Прибор фирмы "Уоткинс" был сделан не для любых летательных аппаратов, а только для разведывательного самолета "У-2", который сам достоин Книги рекордов.

Да, нелегкая выпала судьба Георгию Ивановичу Стаднюку. Бы­вает испытание славой – очень трудное. Ему же досталось испытание обещанной славой. Не здесь ли и кроется причина такого резкого раз­личия между "ранним" и "поздним" Стаднюком?Вернемся, однако же, в палатку на лесной поляне. Выбравшись из спального мешка, я принял дежурство и сделал первую закладку дров в печку.
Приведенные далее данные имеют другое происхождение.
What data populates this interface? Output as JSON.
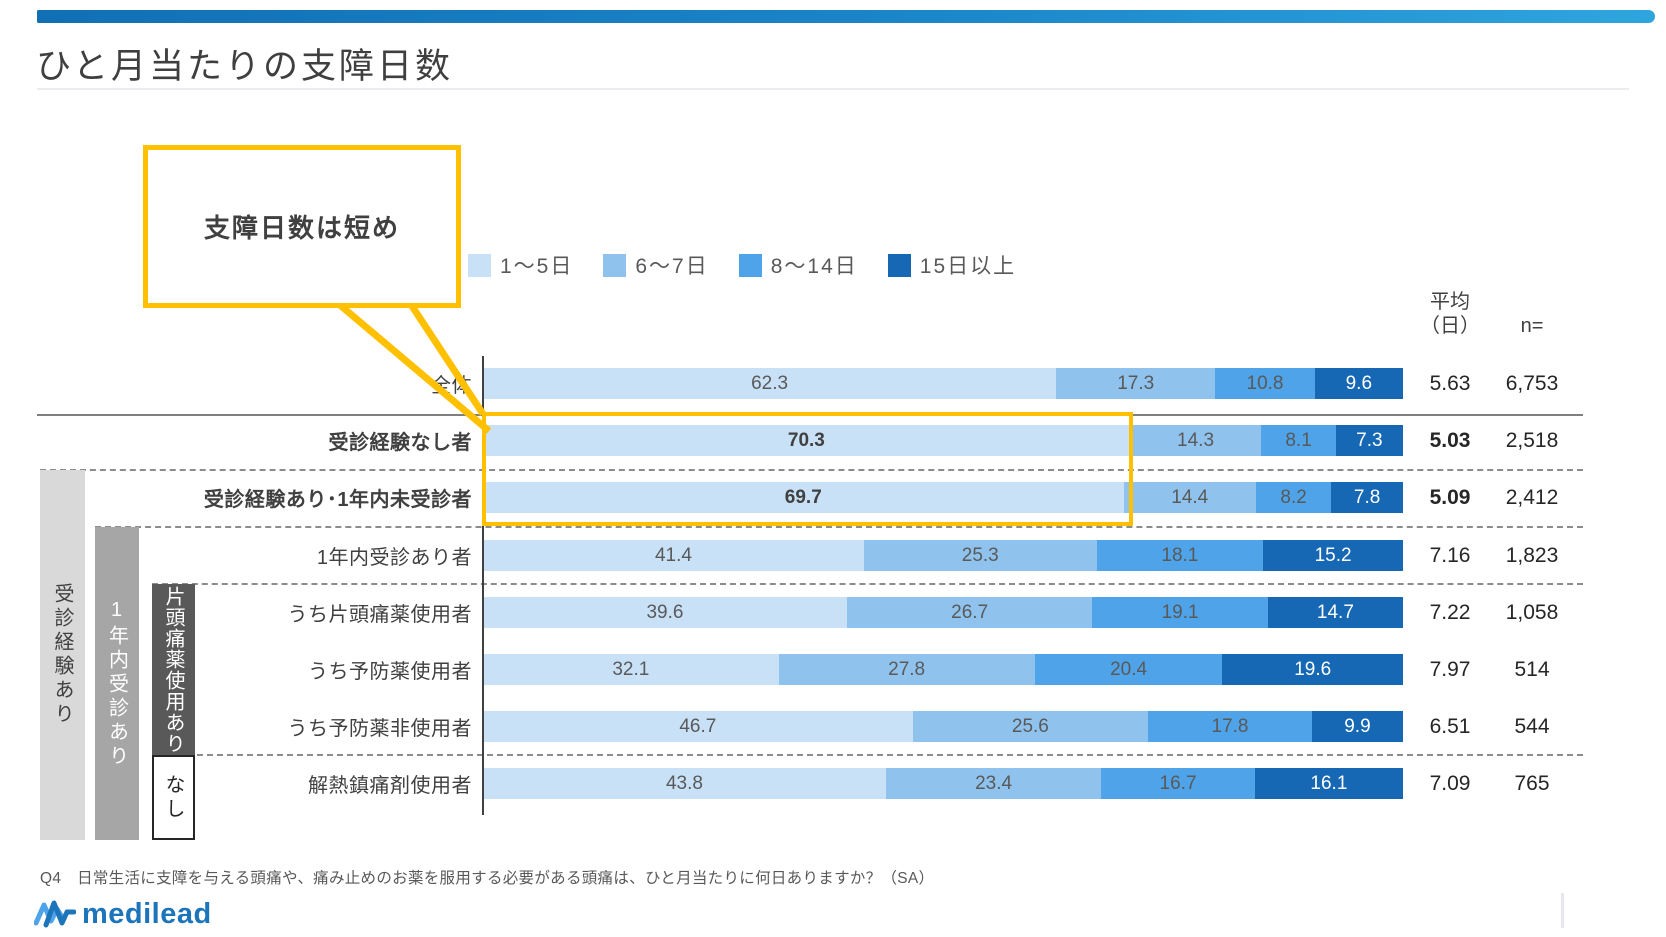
{
  "header": {
    "title": "ひと月当たりの支障日数"
  },
  "callout": {
    "text": "支障日数は短め"
  },
  "legend": [
    {
      "label": "1～5日",
      "color": "#C9E1F6"
    },
    {
      "label": "6～7日",
      "color": "#8FC3EE"
    },
    {
      "label": "8～14日",
      "color": "#4FA3E8"
    },
    {
      "label": "15日以上",
      "color": "#1668B4"
    }
  ],
  "columns": {
    "mean_header_line1": "平均",
    "mean_header_line2": "（日）",
    "n_header": "n="
  },
  "chart_data": {
    "type": "bar",
    "orientation": "horizontal-stacked",
    "unit": "%",
    "series_labels": [
      "1～5日",
      "6～7日",
      "8～14日",
      "15日以上"
    ],
    "series_colors": [
      "#C9E1F6",
      "#8FC3EE",
      "#4FA3E8",
      "#1668B4"
    ],
    "xlim": [
      0,
      100
    ],
    "rows": [
      {
        "label": "全体",
        "emphasis": false,
        "values": [
          62.3,
          17.3,
          10.8,
          9.6
        ],
        "mean": "5.63",
        "n": "6,753"
      },
      {
        "label": "受診経験なし者",
        "emphasis": true,
        "values": [
          70.3,
          14.3,
          8.1,
          7.3
        ],
        "mean": "5.03",
        "n": "2,518"
      },
      {
        "label": "受診経験あり･1年内未受診者",
        "emphasis": true,
        "values": [
          69.7,
          14.4,
          8.2,
          7.8
        ],
        "mean": "5.09",
        "n": "2,412"
      },
      {
        "label": "1年内受診あり者",
        "emphasis": false,
        "values": [
          41.4,
          25.3,
          18.1,
          15.2
        ],
        "mean": "7.16",
        "n": "1,823"
      },
      {
        "label": "うち片頭痛薬使用者",
        "emphasis": false,
        "values": [
          39.6,
          26.7,
          19.1,
          14.7
        ],
        "mean": "7.22",
        "n": "1,058"
      },
      {
        "label": "うち予防薬使用者",
        "emphasis": false,
        "values": [
          32.1,
          27.8,
          20.4,
          19.6
        ],
        "mean": "7.97",
        "n": "514"
      },
      {
        "label": "うち予防薬非使用者",
        "emphasis": false,
        "values": [
          46.7,
          25.6,
          17.8,
          9.9
        ],
        "mean": "6.51",
        "n": "544"
      },
      {
        "label": "解熱鎮痛剤使用者",
        "emphasis": false,
        "values": [
          43.8,
          23.4,
          16.7,
          16.1
        ],
        "mean": "7.09",
        "n": "765"
      }
    ]
  },
  "side_groups": [
    {
      "label": "受診経験あり"
    },
    {
      "label": "1年内受診あり"
    },
    {
      "label": "片頭痛薬使用あり"
    },
    {
      "label": "なし"
    }
  ],
  "footnote": "Q4　日常生活に支障を与える頭痛や、痛み止めのお薬を服用する必要がある頭痛は、ひと月当たりに何日ありますか？（SA）",
  "logo": {
    "text": "medilead"
  }
}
Сидел и смотрел на огонь, пляшущий за щелястой дверцей. Я думал о Ней, желанной и неведомой. Приливы неизжитой нежности захлестывали душу. Душевная моя рана уже затянулась к тому времени и, если тревожила иногда, так только в туманных предутренних снах. И так хотелось любить и восхищаться любимой, чтобы каждый день и каждый миг твоей жизни был освещен ее присутствием, вознаграждая твое щедрое мужское служение ей. "Несет ли мне Новый год желанную встречу?" – загадал я под пляску огня в печурке...А выдался он совсем неплохим, этот 61-й! Была у нас свирепая Хамсара, невиданной чистоты и синевы таежная река. Мы прошли все пороги. Класс плотогонного мастерства неизмеримо вырос по сравне­нию с прошлым летом. Неизменным напарником на кормовой греби плота был у меня Алешка Пересветов из Проблемно-физической лабо­ратории нашего НИИ. Окатывало с головой, когда плот слетал с во­дяной горки порога и зарывался в валы. Очки у Алешки были прочно прибинтованы к голове, он тут же слеп от воды, заливавшей стекла, и приходилось кричать ему: "Лешка, влево бьем три раза – раз! – два!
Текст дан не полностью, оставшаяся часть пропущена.